Highlights & Insights¶
- Single-step offline synthesis vs. End-to-end online distillation: This is a clever insight—computer use tasks naturally have multiple valid paths. Using human trajectories to anchor environment states for single-step synthesis avoids error accumulation and achieves 300x acceleration.
- Extreme data efficiency: 312 trajectories → 27K samples → surpassing the teacher model. This demonstrates that high-quality, diverse supervision is more important than large-scale low-quality data.
- Evaluation improvements for WindowsAgentArena-V2: Fixes for evaluation dependencies, infeasible hacking, and VM state instability provide independent value to the community.
- Transferable Traj Tree structure: This approach is applicable to any snapshot-based sequential decision-making task (e.g., web navigation, mobile GUI, robotics) where multiple valid paths exist at each step.
Limitations & Future Work¶
- Limited coverage with only 312 trajectories: Data is concentrated in Chrome and system settings; performance in complex scenarios like LibreOffice remains weak (4.8%).
- Underutilization of image history: Inference only uses the current screenshot. Authors acknowledge that incorporating visual history could be beneficial.
- Unresolved knowledge and grounding bottlenecks: Improvements mostly come from planning; the model still struggles with tasks requiring specific software knowledge (e.g., VLC functions) or precise grounding.
- Unverified synthesized actions: Actions in Trajectory Boost are "plausible" but not actually executed in a real environment, potentially containing non-executable steps.
- SFT only, no RL: Combining with RL (e.g., GRPO + environment rewards) might yield further improvements.
Related Work & Insights¶
- vs.
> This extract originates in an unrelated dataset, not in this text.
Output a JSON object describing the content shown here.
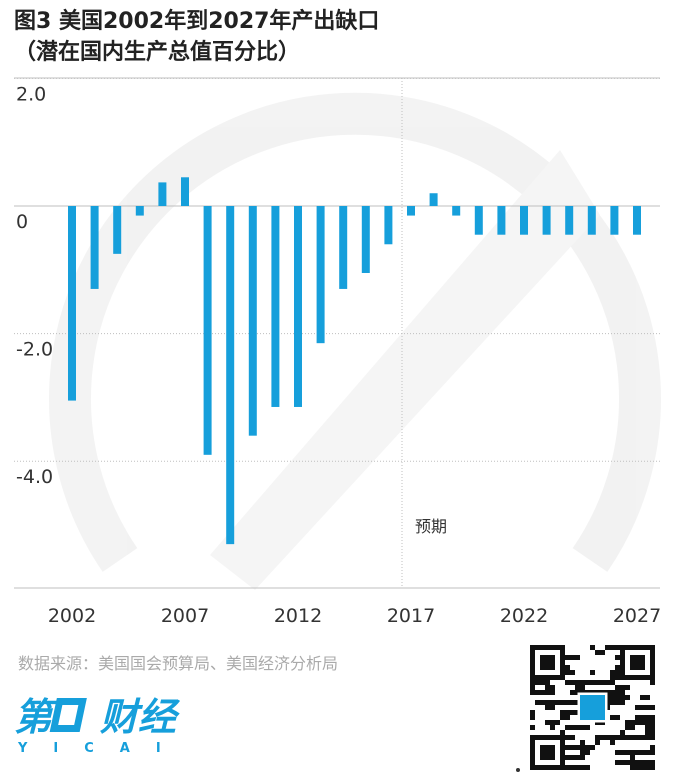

UI-TARS: UI-TARS uses large-scale multi-step trajectories. PC Agent-E proves that minimal data combined with intelligent augmentation can surpass large-scale data solutions.
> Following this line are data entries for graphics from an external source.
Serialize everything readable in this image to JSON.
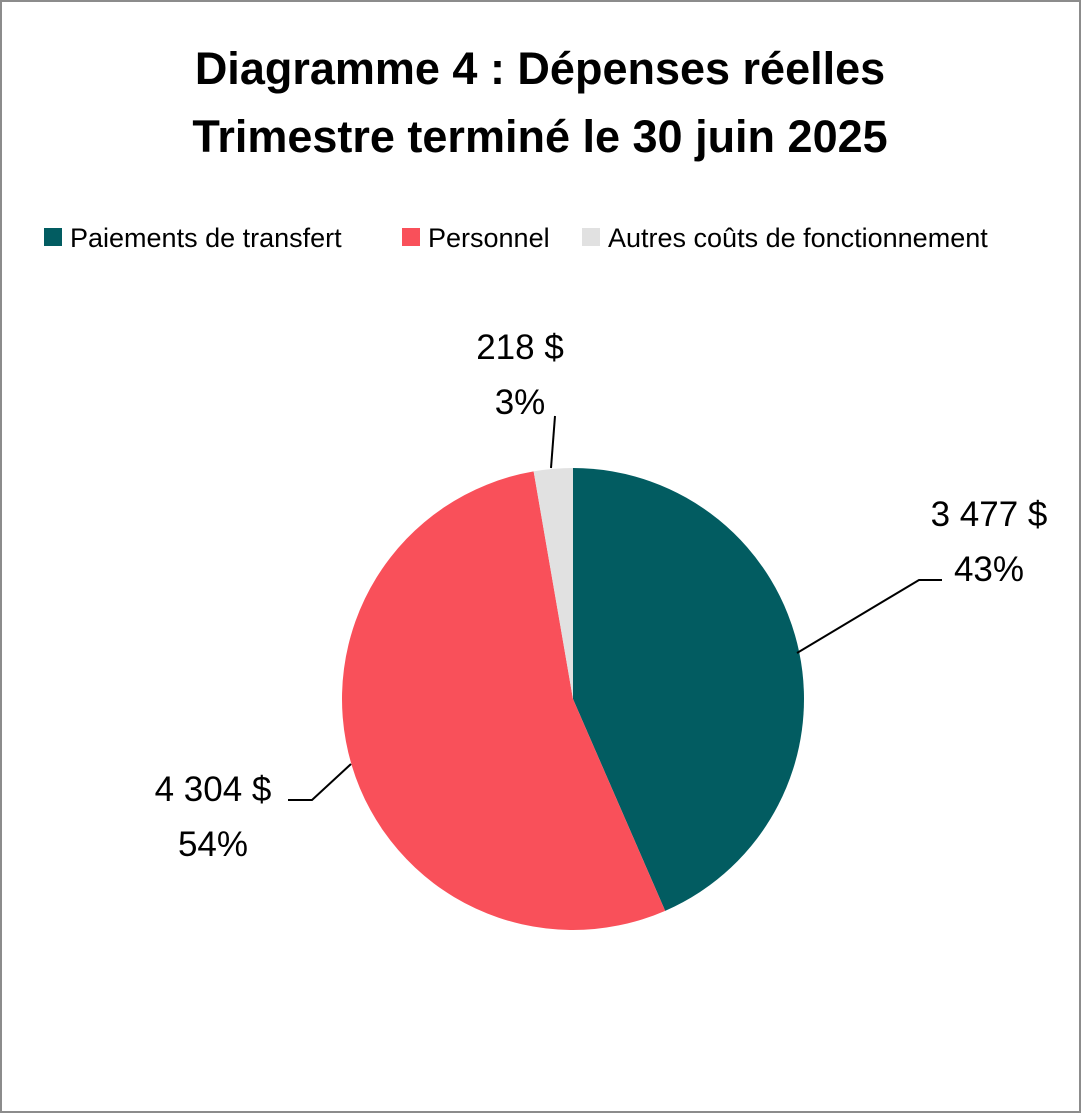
{
  "chart_data": {
    "type": "pie",
    "title": "Diagramme 4 : Dépenses réelles",
    "subtitle": "Trimestre terminé le 30 juin 2025",
    "legend_position": "top",
    "slices": [
      {
        "label": "Paiements de transfert",
        "value": 3477,
        "value_label": "3 477 $",
        "percent": 43,
        "percent_label": "43%",
        "color": "#025C61"
      },
      {
        "label": "Personnel",
        "value": 4304,
        "value_label": "4 304 $",
        "percent": 54,
        "percent_label": "54%",
        "color": "#F9505A"
      },
      {
        "label": "Autres coûts de fonctionnement",
        "value": 218,
        "value_label": "218 $",
        "percent": 3,
        "percent_label": "3%",
        "color": "#E1E1E1"
      }
    ]
  }
}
- vs. Direct Distillation: End-to-end distillation requires online interaction, suffers from error accumulation, and is 300x slower. Trajectory Boost is offline, parallelizable, and of higher quality.
- vs. Self-Play/Self-Improvement: Self-improvement requires strong base capabilities. PC Agent-E leverages human trajectories as a foundation, avoiding cold-start issues.
Rating¶
- Novelty: ⭐⭐⭐⭐ The Trajectory Boost idea is elegant, though essentially utilizes human anchors and strong models for synthesis.
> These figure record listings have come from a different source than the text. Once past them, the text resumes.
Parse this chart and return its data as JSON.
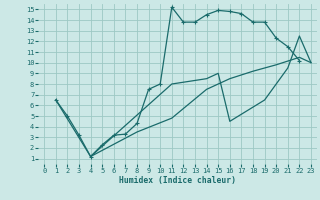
{
  "xlabel": "Humidex (Indice chaleur)",
  "bg_color": "#cce8e6",
  "grid_color": "#9dc8c4",
  "line_color": "#1a6b6b",
  "xlim": [
    -0.5,
    23.5
  ],
  "ylim": [
    0.5,
    15.5
  ],
  "xticks": [
    0,
    1,
    2,
    3,
    4,
    5,
    6,
    7,
    8,
    9,
    10,
    11,
    12,
    13,
    14,
    15,
    16,
    17,
    18,
    19,
    20,
    21,
    22,
    23
  ],
  "yticks": [
    1,
    2,
    3,
    4,
    5,
    6,
    7,
    8,
    9,
    10,
    11,
    12,
    13,
    14,
    15
  ],
  "curve1_x": [
    1,
    2,
    3,
    4,
    5,
    6,
    7,
    8,
    9,
    10,
    11,
    12,
    13,
    14,
    15,
    16,
    17,
    18,
    19,
    20,
    21,
    22
  ],
  "curve1_y": [
    6.5,
    5.0,
    3.2,
    1.2,
    2.3,
    3.2,
    3.3,
    4.3,
    7.5,
    8.0,
    15.2,
    13.8,
    13.8,
    14.5,
    14.9,
    14.8,
    14.6,
    13.8,
    13.8,
    12.3,
    11.5,
    10.2
  ],
  "curve2_x": [
    1,
    4,
    11,
    14,
    15,
    16,
    19,
    20,
    21,
    22,
    23
  ],
  "curve2_y": [
    6.5,
    1.2,
    8.0,
    8.5,
    9.0,
    4.5,
    6.5,
    8.0,
    9.5,
    12.5,
    10.0
  ],
  "curve3_x": [
    4,
    8,
    11,
    14,
    16,
    18,
    20,
    22,
    23
  ],
  "curve3_y": [
    1.2,
    3.5,
    4.8,
    7.5,
    8.5,
    9.2,
    9.8,
    10.5,
    10.0
  ]
}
- Experimental Thoroughness: ⭐⭐⭐⭐⭐ Comprehensive comparisons with baselines, full ablations, cross-platform generalization, test-time scaling, and qualitative analysis.
- Writing Quality: ⭐⭐⭐⭐⭐ Clear structure, excellent figures, and logical motivation.
- Value: ⭐⭐⭐⭐ Provides significant reference for data-efficient training of GUI agents; the 300x speedup and outperforming the teacher model are impressive.